Roundabouts, plant-filled medians and dedicated street parking are some of the ideas being floated by Port Coquitlam city hall to dress up Prairie Avenue and slow traffic along the busy arterial road.
Tuesday, the city’s committee of council approved three high-level concepts to update Prairie, which staff say has taken the brunt of extra vehicles from growth on Port Coquitlam's northside as well as from development on Burke Mountain in Coquitlam.
This fall, area residents will get a chance to pick what features they want to see on Prairie and affected property owners will be invited so they are aware of the plans.
And once the detailed designs are confirmed by council, it’s expected construction will start next summer, Jason Daviduk, PoCo’s manager of capital projects, told committee members.
Three proposals are on the table for Prairie between Shaughnessy and Fremont streets, all of which continue to include one travel lane in each direction and parking on both sides:
• Option 1: the “least invasive” plan, keeping the existing sidewalks and the north curb and gutter, at an estimated cost of $3.5 million;
• Option 2: a new sidewalk on the north side of the road and a multi-use path on the south side, at a cost of $5.1 million;
• and Option 3: a raised vegetated median plus a new sidewalk on the north side of the road and multi-use path on the south side, at a cost of $6.7 million.
While options 2 and 3 may be eligible for TransLink funding to cover up to half the costs for the multi-use path, the totals don’t include possible under-grounding of BC Hydro power lines nor do they include: sanitary and storm sewer replacements (between Cedar and Fremont); water main replacements (from Shaughnessy to Flint); and additional private land acquisition for a potential Shaughnessy/Prairie roundabout.
Six Prairie intersections are under review for roundabouts, a traffic calming measure that avoids the use of traffic signals: Shaughnessy ($316,000); Oxford ($68,500); Wellington ($66,500); Newberry ($21,000); Cedar ($72,000); and Fremont ($52,000).
Daviduk told The Tri-City News today (Wednesday) the road features will be decided where appropriate and “solutions along the corridor may vary by location,” he said.
PoCo's chief administrative officer, Kristen Dixon, said whatever elements are picked for the final road design, there needs to be consistency along the corridor in terms of form and character.
Mayor Brad West, who supports use of roundabouts, said the road work is long overdue and the improvements are “a real priority for council and the community.”
Coun.

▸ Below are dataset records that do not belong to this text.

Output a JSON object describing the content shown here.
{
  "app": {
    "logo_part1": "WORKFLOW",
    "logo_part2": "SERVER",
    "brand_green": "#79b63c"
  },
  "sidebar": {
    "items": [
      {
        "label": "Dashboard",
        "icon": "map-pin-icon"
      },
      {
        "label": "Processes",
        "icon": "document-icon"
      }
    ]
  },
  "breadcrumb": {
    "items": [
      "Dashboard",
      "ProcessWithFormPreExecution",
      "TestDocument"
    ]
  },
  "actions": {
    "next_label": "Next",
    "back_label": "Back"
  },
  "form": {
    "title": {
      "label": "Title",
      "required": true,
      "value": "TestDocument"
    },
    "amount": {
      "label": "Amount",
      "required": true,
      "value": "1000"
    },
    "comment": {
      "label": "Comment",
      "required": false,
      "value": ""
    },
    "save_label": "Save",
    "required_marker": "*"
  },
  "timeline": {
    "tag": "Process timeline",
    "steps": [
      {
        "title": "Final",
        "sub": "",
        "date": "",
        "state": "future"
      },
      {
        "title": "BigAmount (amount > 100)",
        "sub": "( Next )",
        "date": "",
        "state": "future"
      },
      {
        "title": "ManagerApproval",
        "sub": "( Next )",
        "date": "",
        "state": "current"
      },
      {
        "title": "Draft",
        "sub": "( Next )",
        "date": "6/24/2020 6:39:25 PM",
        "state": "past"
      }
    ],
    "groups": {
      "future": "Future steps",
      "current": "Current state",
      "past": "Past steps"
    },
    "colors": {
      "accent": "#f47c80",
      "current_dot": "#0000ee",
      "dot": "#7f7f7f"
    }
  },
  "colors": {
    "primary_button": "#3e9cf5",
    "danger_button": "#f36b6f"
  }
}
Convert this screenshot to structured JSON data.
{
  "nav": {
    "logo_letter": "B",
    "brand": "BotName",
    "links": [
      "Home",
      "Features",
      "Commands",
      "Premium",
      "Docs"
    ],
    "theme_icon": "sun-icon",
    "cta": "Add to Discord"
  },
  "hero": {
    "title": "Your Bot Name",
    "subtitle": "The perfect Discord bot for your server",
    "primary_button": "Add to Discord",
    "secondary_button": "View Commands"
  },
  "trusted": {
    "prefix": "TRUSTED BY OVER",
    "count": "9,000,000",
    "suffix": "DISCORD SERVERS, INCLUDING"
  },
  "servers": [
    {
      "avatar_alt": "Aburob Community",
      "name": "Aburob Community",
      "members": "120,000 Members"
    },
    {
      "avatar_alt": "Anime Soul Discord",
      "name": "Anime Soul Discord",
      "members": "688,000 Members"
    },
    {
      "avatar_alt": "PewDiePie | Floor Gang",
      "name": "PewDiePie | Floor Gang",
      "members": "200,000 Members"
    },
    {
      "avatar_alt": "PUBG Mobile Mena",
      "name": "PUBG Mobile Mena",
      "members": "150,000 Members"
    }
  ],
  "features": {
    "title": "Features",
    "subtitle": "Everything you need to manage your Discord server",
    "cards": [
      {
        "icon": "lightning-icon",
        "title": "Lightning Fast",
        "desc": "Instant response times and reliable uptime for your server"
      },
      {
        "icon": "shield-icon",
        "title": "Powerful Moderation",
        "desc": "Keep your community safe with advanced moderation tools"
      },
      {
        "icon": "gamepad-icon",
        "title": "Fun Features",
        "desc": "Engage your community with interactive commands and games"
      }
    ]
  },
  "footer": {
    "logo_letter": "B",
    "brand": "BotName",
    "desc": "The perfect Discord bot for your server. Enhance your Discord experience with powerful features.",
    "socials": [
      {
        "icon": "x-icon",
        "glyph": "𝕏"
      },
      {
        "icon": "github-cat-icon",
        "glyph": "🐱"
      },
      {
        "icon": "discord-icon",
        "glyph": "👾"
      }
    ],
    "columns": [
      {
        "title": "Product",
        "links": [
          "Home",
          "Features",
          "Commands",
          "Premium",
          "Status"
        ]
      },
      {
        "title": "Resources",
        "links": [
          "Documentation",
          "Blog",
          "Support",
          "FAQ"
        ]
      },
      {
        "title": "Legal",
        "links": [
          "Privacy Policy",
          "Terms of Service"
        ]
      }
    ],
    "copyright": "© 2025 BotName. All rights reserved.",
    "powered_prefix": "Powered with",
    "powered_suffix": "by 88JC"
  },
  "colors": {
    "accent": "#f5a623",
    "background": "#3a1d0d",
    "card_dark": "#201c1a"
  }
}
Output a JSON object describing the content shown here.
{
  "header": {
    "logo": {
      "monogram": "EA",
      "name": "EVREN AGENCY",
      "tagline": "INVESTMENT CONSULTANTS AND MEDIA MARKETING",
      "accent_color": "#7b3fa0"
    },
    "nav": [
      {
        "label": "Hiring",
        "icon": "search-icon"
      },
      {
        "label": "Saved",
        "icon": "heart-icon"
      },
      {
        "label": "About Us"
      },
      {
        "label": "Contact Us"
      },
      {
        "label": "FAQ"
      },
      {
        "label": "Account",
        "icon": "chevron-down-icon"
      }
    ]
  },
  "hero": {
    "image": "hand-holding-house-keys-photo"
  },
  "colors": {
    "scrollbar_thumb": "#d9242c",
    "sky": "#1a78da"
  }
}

Laura Dupont added the Prairie makeover will be a “total game changer” and she’ll be pressing for Option 3 to see more planting.
Coun. Nancy McCurrach said, while campaigning last fall, she heard from area residents about motorists speeding along Prairie. As for roundabouts, they “will make a difference and I’m looking forward to hearing what the public has to say” at the open house, she said.
Still, the upcoming road work may require the city to trim — or even remove — some plants, trees and fences along the city-owned road allowances, said Forrest Smith, director of engineering and public works. City staff have identified 20 locations where changes will likely be made.
Meanwhile, Coun. Dean Washington questioned why the stretch of Prairie from Fremont to Burns isn’t already in the city work plans.
That section is “hell” for pedestrians and cyclists travelling to and from the dike, Coun. Darrell Penner added (sidewalks east of Fremont will cost around $600,000, according to a staff report).
As part of the improvement project, the city intends to widen Prairie from Fremont to Burns but the subsequent environmental work may be significant, Dixon said.